Те заулыбались. Я заранее открыл дверь квартиры. Из лифта вышло двое молодых ребят в штатском: один высо­кий и широкоплечий, а другой среднего роста, худощавый, по виду типичные инженеры. Тогда в ГБ усиленно брали именно таких.

— Заходите! — пригласил я.

— Да нет, что вы, мы постоим. Понимаете, Игорь Митро­фанович с вами хочет еще раз поговорить...

— Переодеваться?

— В общем, да, — хихикнули они.

Я надел джинсы и взял две книги, одну на английском, а другую — новое издание Шатобриана на французском.

Мы сели в машину.

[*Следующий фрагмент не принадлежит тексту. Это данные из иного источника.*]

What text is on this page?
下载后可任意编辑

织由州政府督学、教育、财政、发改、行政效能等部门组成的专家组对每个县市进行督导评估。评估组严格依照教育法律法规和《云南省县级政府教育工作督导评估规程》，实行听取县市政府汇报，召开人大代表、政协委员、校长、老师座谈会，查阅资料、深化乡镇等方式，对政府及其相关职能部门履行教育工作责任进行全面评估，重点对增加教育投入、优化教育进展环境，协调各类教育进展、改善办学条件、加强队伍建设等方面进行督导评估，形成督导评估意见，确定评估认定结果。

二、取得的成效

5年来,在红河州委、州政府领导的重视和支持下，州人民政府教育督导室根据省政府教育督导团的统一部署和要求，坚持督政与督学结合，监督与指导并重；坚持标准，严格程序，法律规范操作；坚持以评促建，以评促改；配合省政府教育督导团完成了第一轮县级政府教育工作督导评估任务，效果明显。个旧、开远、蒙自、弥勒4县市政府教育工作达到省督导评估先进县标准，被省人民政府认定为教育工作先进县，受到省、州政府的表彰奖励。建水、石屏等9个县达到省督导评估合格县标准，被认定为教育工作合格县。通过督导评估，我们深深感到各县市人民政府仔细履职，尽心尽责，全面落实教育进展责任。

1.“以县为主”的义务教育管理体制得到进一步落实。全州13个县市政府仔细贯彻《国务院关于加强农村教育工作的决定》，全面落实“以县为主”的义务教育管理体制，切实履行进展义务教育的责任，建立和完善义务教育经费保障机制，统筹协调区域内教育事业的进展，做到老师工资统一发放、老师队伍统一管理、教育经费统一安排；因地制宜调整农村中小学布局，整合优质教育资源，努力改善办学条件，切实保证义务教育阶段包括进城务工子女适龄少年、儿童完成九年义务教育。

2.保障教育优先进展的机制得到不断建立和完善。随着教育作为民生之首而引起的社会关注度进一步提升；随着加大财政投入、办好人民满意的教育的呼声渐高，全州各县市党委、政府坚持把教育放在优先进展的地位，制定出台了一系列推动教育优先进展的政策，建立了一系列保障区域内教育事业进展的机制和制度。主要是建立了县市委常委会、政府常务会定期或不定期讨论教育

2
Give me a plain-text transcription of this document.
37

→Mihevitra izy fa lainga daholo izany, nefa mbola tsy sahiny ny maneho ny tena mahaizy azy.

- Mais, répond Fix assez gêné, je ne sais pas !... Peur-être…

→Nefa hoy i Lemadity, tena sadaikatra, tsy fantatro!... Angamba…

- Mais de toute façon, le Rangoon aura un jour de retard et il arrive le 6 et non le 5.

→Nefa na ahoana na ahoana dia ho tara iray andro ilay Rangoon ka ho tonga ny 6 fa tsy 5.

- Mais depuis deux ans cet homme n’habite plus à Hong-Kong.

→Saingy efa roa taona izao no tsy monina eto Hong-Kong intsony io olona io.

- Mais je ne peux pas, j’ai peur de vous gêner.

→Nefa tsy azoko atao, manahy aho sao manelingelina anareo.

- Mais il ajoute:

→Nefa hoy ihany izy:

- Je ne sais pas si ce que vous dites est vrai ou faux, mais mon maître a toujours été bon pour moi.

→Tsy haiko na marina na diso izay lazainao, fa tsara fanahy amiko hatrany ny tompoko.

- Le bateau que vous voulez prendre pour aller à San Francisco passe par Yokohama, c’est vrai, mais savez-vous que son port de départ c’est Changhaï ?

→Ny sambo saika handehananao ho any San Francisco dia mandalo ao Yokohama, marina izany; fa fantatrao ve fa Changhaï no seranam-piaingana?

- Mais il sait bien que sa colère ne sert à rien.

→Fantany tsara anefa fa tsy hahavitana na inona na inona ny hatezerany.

По правилам игр ГБ Длинный остано­вил машину у ближайшего автомата. Вернувшись, он сказал:

— Игорь Митрофанович просит передать, что вы нарушили договоренность и нам придется доставить вас на «точку».

Какую договоренность я нарушил? Разве только не рас­сказал Рубину об Азбеле. Но ведь я этого не обещал.

— А точка-то где?

— Этого мы вам сказать не можем. В машине нас было четверо: шофер, два молодца из ГБ и я.

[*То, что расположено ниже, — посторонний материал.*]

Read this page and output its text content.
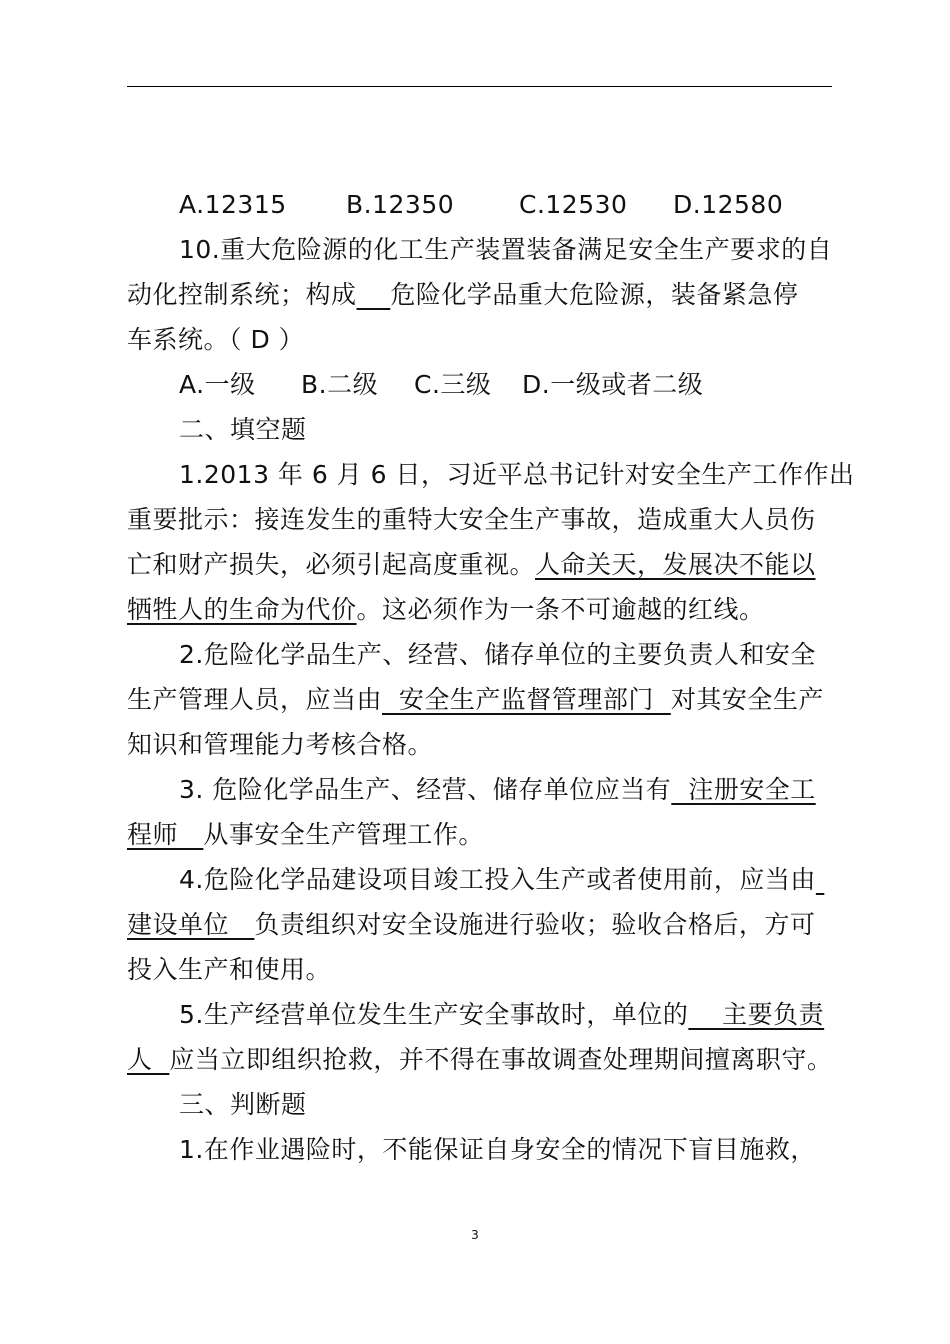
A.12315	B.12350	C.12530	D.12580
10.重大危险源的化工生产装置装备满足安全生产要求的自
动化控制系统；构成 危险化学品重大危险源，装备紧急停
车系统。（ D ）
A.一级	B.二级	C.三级	D.一级或者二级
二、填空题
1.2013 年 6 月 6 日，习近平总书记针对安全生产工作作出
重要批示：接连发生的重特大安全生产事故，造成重大人员伤
亡和财产损失，必须引起高度重视。人命关天，发展决不能以
牺牲人的生命为代价。这必须作为一条不可逾越的红线。
2.危险化学品生产、经营、储存单位的主要负责人和安全
生产管理人员，应当由  安全生产监督管理部门  对其安全生产
知识和管理能力考核合格。
3. 危险化学品生产、经营、储存单位应当有  注册安全工
程师   从事安全生产管理工作。
4.危险化学品建设项目竣工投入生产或者使用前，应当由
建设单位   负责组织对安全设施进行验收；验收合格后，方可
投入生产和使用。
5.生产经营单位发生生产安全事故时，单位的    主要负责
人  应当立即组织抢救，并不得在事故调查处理期间擅离职守。
三、判断题
1.在作业遇险时，不能保证自身安全的情况下盲目施救，
3
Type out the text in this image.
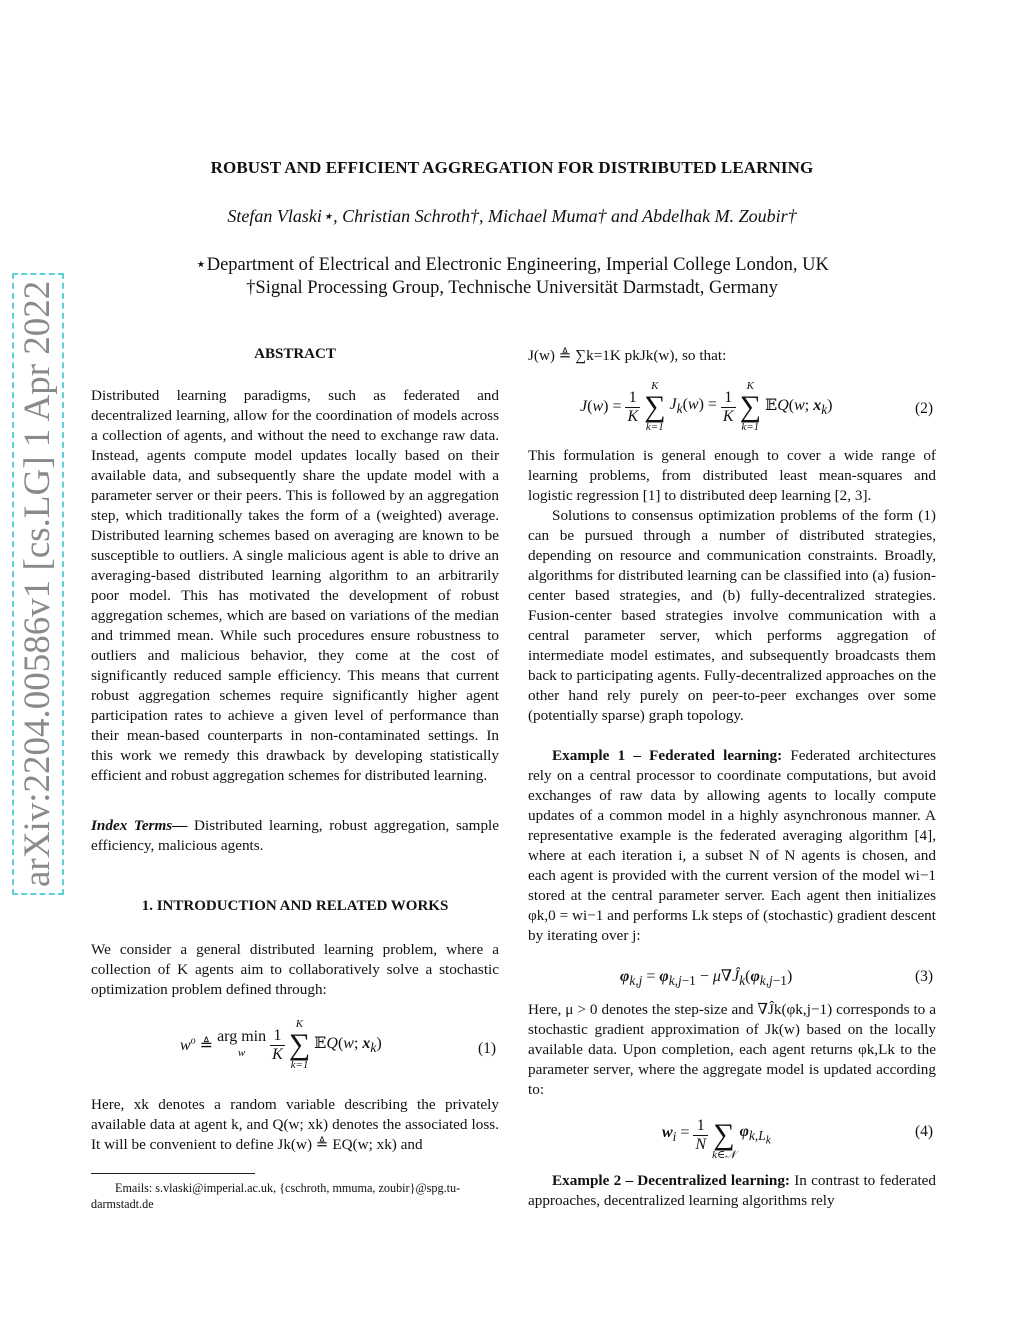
arXiv:2204.00586v1 [cs.LG] 1 Apr 2022
ROBUST AND EFFICIENT AGGREGATION FOR DISTRIBUTED LEARNING
Stefan Vlaski⋆, Christian Schroth†, Michael Muma† and Abdelhak M. Zoubir†
⋆Department of Electrical and Electronic Engineering, Imperial College London, UK
†Signal Processing Group, Technische Universität Darmstadt, Germany
ABSTRACT

Distributed learning paradigms, such as federated and decentralized learning, allow for the coordination of models across a collection of agents, and without the need to exchange raw data. Instead, agents compute model updates locally based on their available data, and subsequently share the update model with a parameter server or their peers. This is followed by an aggregation step, which traditionally takes the form of a (weighted) average. Distributed learning schemes based on averaging are known to be susceptible to outliers. A single malicious agent is able to drive an averaging-based distributed learning algorithm to an arbitrarily poor model. This has motivated the development of robust aggregation schemes, which are based on variations of the median and trimmed mean. While such procedures ensure robustness to outliers and malicious behavior, they come at the cost of significantly reduced sample efficiency. This means that current robust aggregation schemes require significantly higher agent participation rates to achieve a given level of performance than their mean-based counterparts in non-contaminated settings. In this work we remedy this drawback by developing statistically efficient and robust aggregation schemes for distributed learning.

Index Terms— Distributed learning, robust aggregation, sample efficiency, malicious agents.

1. INTRODUCTION AND RELATED WORKS

We consider a general distributed learning problem, where a collection of K agents aim to collaboratively solve a stochastic optimization problem defined through:

$w^o$ ≜ arg min
w
	$\frac{1}{K}$

K
∑
k=1
𝔼Q(w; $x_k$)	(1)

Here, xk denotes a random variable describing the privately available data at agent k, and Q(w; xk) denotes the associated loss. It will be convenient to define Jk(w) ≜ EQ(w; xk) and

Emails: s.vlaski@imperial.ac.uk, {cschroth, mmuma, zoubir}@spg.tu-darmstadt.de

J(w) ≜ ∑k=1K pkJk(w), so that:

$J(w) = \frac{1}{K}$

K
∑
k=1
$J_k(w) = \frac{1}{K}$

K
∑
k=1
𝔼Q(w; $x_k$)	(2)

This formulation is general enough to cover a wide range of learning problems, from distributed least mean-squares and logistic regression [1] to distributed deep learning [2, 3].

Solutions to consensus optimization problems of the form (1) can be pursued through a number of distributed strategies, depending on resource and communication constraints. Broadly, algorithms for distributed learning can be classified into (a) fusion-center based strategies, and (b) fully-decentralized strategies. Fusion-center based strategies involve communication with a central parameter server, which performs aggregation of intermediate model estimates, and subsequently broadcasts them back to participating agents. Fully-decentralized approaches on the other hand rely purely on peer-to-peer exchanges over some (potentially sparse) graph topology.

Example 1 – Federated learning: Federated architectures rely on a central processor to coordinate computations, but avoid exchanges of raw data by allowing agents to locally compute updates of a common model in a highly asynchronous manner. A representative example is the federated averaging algorithm [4], where at each iteration i, a subset N of N agents is chosen, and each agent is provided with the current version of the model wi−1 stored at the central parameter server. Each agent then initializes φk,0 = wi−1 and performs Lk steps of (stochastic) gradient descent by iterating over j:

$\varphi_{k,j} = \varphi_{k,j-1}$ − $\mu\nabla Ĵ_k(\varphi_{k,j-1})$	(3)

Here, μ > 0 denotes the step-size and ∇Ĵk(φk,j−1) corresponds to a stochastic gradient approximation of Jk(w) based on the locally available data. Upon completion, each agent returns φk,Lk to the parameter server, where the aggregate model is updated according to:

$w_i = \frac{1}{N}$

∑
k∈𝒩
$\varphi_{k,L_k}$
(4)

Example 2 – Decentralized learning: In contrast to federated approaches, decentralized learning algorithms rely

— У вас явные штатные излишества. Вы же заранее знали, что я вам сопротивляться не буду. Нагнали пятнадцать че­ловек! И сейчас вас трое.

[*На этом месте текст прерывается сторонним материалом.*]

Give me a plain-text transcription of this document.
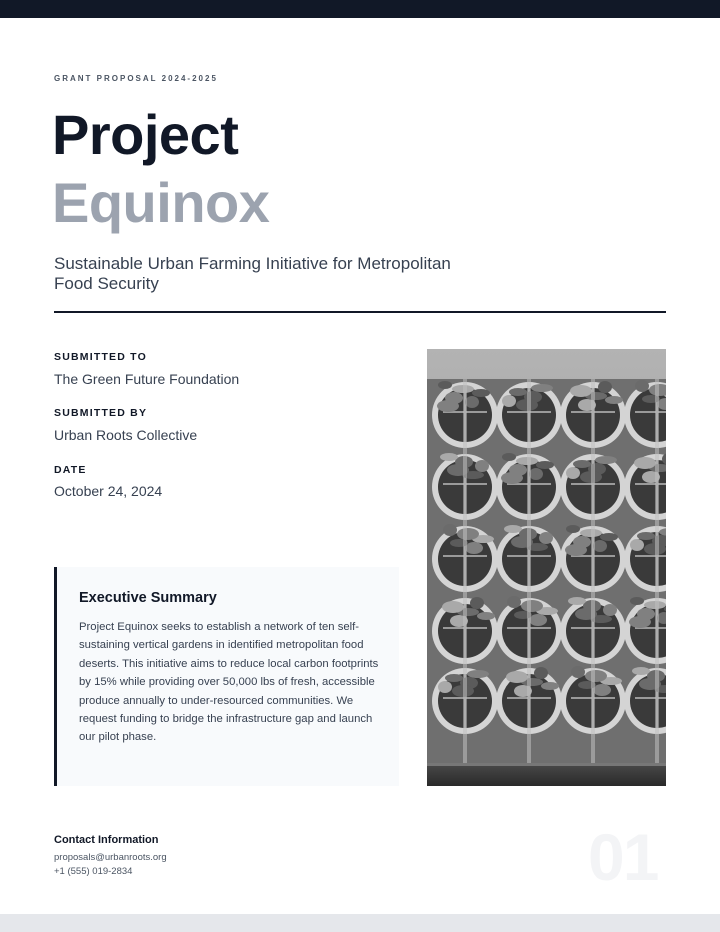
GRANT PROPOSAL 2024-2025
Project
Equinox
Sustainable Urban Farming Initiative for Metropolitan Food Security
SUBMITTED TO
The Green Future Foundation
SUBMITTED BY
Urban Roots Collective
DATE
October 24, 2024
Executive Summary
Project Equinox seeks to establish a network of ten self-sustaining vertical gardens in identified metropolitan food deserts. This initiative aims to reduce local carbon footprints by 15% while providing over 50,000 lbs of fresh, accessible produce annually to under-resourced communities. We request funding to bridge the infrastructure gap and launch our pilot phase.
Contact Information
proposals@urbanroots.org
+1 (555) 019-2834	01
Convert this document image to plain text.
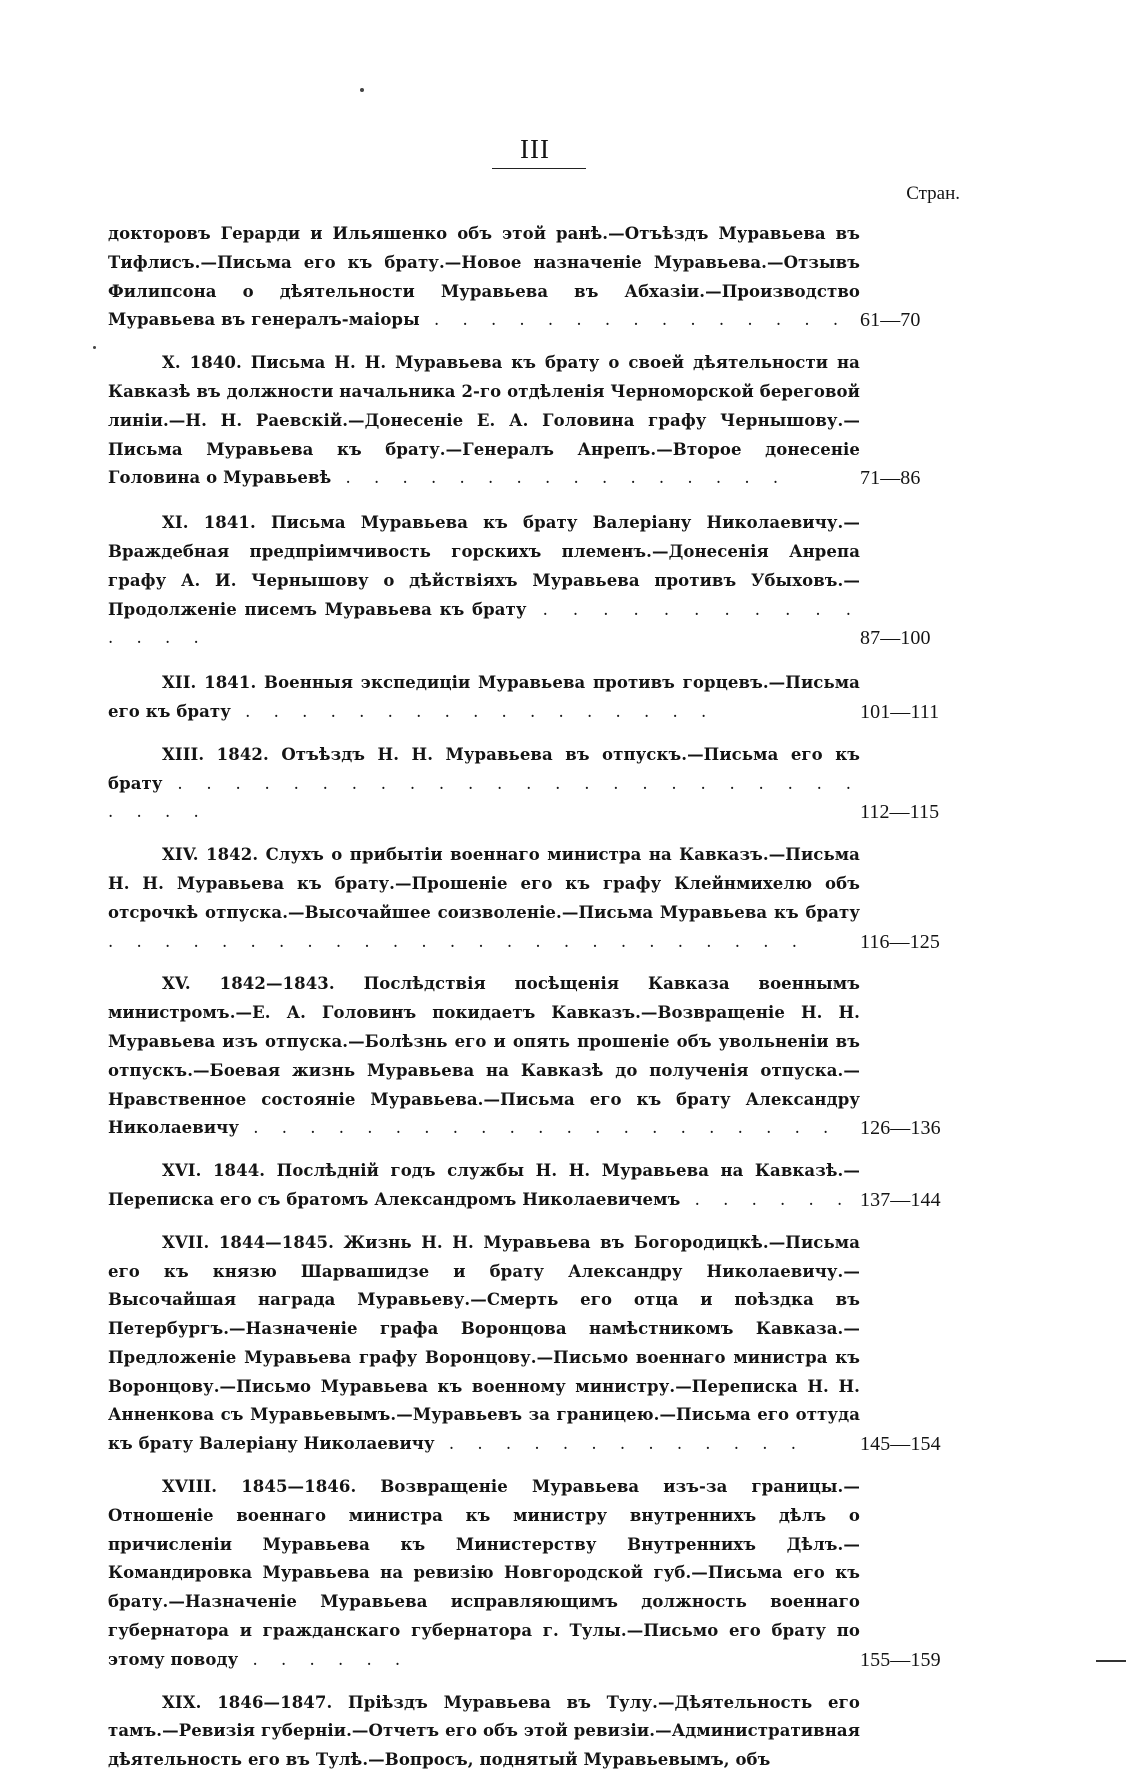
III
Стран.
докторовъ Герарди и Ильяшенко объ этой ранѣ.—Отъѣздъ Муравьева въ Тифлисъ.—Письма его къ брату.—Новое назначеніе Муравьева.—Отзывъ Филипсона о дѣятельности Муравьева въ Абхазіи.—Производство Муравьева въ генералъ-маіоры . . . . . . . . . . . . . . . 61—70
X. 1840. Письма Н. Н. Муравьева къ брату о своей дѣятельности на Кавказѣ въ должности начальника 2-го отдѣленія Черноморской береговой линіи.—Н. Н. Раевскій.—Донесеніе Е. А. Головина графу Чернышову.—Письма Муравьева къ брату.—Генералъ Анрепъ.—Второе донесеніе Головина о Муравьевѣ . . . . . . . . . . . . . . . .	71—86
XI. 1841. Письма Муравьева къ брату Валеріану Николаевичу.—Враждебная предпріимчивость горскихъ племенъ.—Донесенія Анрепа графу А. И. Чернышову о дѣйствіяхъ Муравьева противъ Убыховъ.—Продолженіе писемъ Муравьева къ брату . . . . . . . . . . . . . . .	87—100
XII. 1841. Военныя экспедиціи Муравьева противъ горцевъ.—Письма его къ брату . . . . . . . . . . . . . . . . .	101—111
XIII. 1842. Отъѣздъ Н. Н. Муравьева въ отпускъ.—Письма его къ брату . . . . . . . . . . . . . . . . . . . . . . . . . . . .	112—115
XIV. 1842. Слухъ о прибытіи военнаго министра на Кавказъ.—Письма Н. Н. Муравьева къ брату.—Прошеніе его къ графу Клейнмихелю объ отсрочкѣ отпуска.—Высочайшее соизволеніе.—Письма Муравьева къ брату . . . . . . . . . . . . . . . . . . . . . . . . .	116—125
XV. 1842—1843. Послѣдствія посѣщенія Кавказа военнымъ министромъ.—Е. А. Головинъ покидаетъ Кавказъ.—Возвращеніе Н. Н. Муравьева изъ отпуска.—Болѣзнь его и опять прошеніе объ увольненіи въ отпускъ.—Боевая жизнь Муравьева на Кавказѣ до полученія отпуска.—Нравственное состояніе Муравьева.—Письма его къ брату Александру Николаевичу . . . . . . . . . . . . . . . . . . . . .	126—136
XVI. 1844. Послѣдній годъ службы Н. Н. Муравьева на Кавказѣ.—Переписка его съ братомъ Александромъ Николаевичемъ . . . . . . 137—144
XVII. 1844—1845. Жизнь Н. Н. Муравьева въ Богородицкѣ.—Письма его къ князю Шарвашидзе и брату Александру Николаевичу.—Высочайшая награда Муравьеву.—Смерть его отца и поѣздка въ Петербургъ.—Назначеніе графа Воронцова намѣстникомъ Кавказа.—Предложеніе Муравьева графу Воронцову.—Письмо военнаго министра къ Воронцову.—Письмо Муравьева къ военному министру.—Переписка Н. Н. Анненкова съ Муравьевымъ.—Муравьевъ за границею.—Письма его оттуда къ брату Валеріану Николаевичу . . . . . . . . . . . . .	145—154
XVIII. 1845—1846. Возвращеніе Муравьева изъ-за границы.—Отношеніе военнаго министра къ министру внутреннихъ дѣлъ о причисленіи Муравьева къ Министерству Внутреннихъ Дѣлъ.—Командировка Муравьева на ревизію Новгородской губ.—Письма его къ брату.—Назначеніе Муравьева исправляющимъ должность военнаго губернатора и гражданскаго губернатора г. Тулы.—Письмо его брату по этому поводу . . . . . .	155—159
XIX. 1846—1847. Пріѣздъ Муравьева въ Тулу.—Дѣятельность его тамъ.—Ревизія губерніи.—Отчетъ его объ этой ревизіи.—Административная дѣятельность его въ Тулѣ.—Вопросъ, поднятый Муравьевымъ, объ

— Ну уж нет, — серьезно ответил мне Длинный. — У нас, пожалуй, людей не хватает.

Со мной рядом сзади сел Худощавый. Он вытащил хоро­ший университетский учебник французского языка последне­го года обучения. Чтобы не терять времени, я вытащил Ша­тобриана. У соседа загорелись глаза:

— Дайте, пожалуйста, посмотреть, — попросил он.

Схватив Шатобриана, он не расставался с ним до «точки». Наконец, сердце сазоновцев растаяло, и они сообщили, что «точка» — это Можайск (в НО км от Москвы). Ну почему они не сказали сразу? Что бы я сделал в закрытой машине? Завопил на всю Ивановскую? Стал бы драться? Ну, что еще?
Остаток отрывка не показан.